MOF-derived nanoporous multifunctional fillers enhancing the performances of polymer electrolytes for solid-state lithium batteries

Abstract

Polymer electrolytes usually suffer from low ionic conductivity and poor stability against the lithium electrode. Taking advantage of nanostructured metal–organic frameworks (MOFs), novel nanoporous fillers, i.e., UIO/Li-IL, are developed for polymer electrolytes; in UIO/Li-IL, a Li-containing ionic liquid (Li-IL) is absorbed in UIO-66 MOFs. These fillers are multifunctional: high ionic conductivity and capability to suppress the crystallinity and to improve the stability of polyethylene oxide (PEO) against the lithium electrode.

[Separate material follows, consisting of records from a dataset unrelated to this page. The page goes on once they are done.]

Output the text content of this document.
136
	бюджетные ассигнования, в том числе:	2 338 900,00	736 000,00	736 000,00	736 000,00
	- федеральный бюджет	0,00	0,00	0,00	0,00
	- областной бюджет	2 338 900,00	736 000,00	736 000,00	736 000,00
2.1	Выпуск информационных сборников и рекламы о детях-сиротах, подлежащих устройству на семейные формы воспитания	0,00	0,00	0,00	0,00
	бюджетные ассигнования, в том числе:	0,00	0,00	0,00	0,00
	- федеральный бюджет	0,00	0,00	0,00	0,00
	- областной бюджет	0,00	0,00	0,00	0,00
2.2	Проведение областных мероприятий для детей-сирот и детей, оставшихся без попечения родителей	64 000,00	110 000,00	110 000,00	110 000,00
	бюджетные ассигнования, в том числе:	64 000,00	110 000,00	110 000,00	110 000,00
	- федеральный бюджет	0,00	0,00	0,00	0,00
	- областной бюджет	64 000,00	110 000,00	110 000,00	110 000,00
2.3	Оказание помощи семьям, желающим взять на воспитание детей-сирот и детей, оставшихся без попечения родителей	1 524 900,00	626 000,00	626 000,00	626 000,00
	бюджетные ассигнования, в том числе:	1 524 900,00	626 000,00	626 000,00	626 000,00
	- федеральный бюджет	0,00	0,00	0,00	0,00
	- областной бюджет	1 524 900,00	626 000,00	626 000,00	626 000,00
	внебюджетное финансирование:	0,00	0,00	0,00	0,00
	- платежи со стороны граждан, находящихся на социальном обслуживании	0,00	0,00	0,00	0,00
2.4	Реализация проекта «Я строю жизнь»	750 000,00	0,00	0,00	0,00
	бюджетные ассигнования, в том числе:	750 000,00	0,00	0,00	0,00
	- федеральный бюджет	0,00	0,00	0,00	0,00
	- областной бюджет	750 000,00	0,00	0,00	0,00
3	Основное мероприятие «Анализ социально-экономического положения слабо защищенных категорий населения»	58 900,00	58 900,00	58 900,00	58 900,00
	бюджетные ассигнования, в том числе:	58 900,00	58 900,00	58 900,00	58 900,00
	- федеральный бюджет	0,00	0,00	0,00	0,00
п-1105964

PEO-n-UIO composite polymer electrolytes are formed by dispersing the multifunctional fillers in PEO; the conductivity of the PEO-n-UIO solid electrolytes is increased by a factor of ∼37 to 1.3 × 10⁻⁴ S cm⁻¹ at 30 °C with 40% UIO/Li-IL, and the current density for stable Li plating/stripping in PEO-n-UIO solid electrolytes is enhanced to 500 μA cm⁻² at 60 °C. Solid-state lithium batteries based on the PEO-n-UIO solid electrolyte show an initial discharge capacity of ∼151 mA h g⁻¹ with a capacity retention of 95% after 100 cycles at 0.5C and 60 °C. Our work pioneers novel multifunctional fillers to boost the performances of composite polymer electrolytes for high energy density, safe and long lifetime energy storage systems.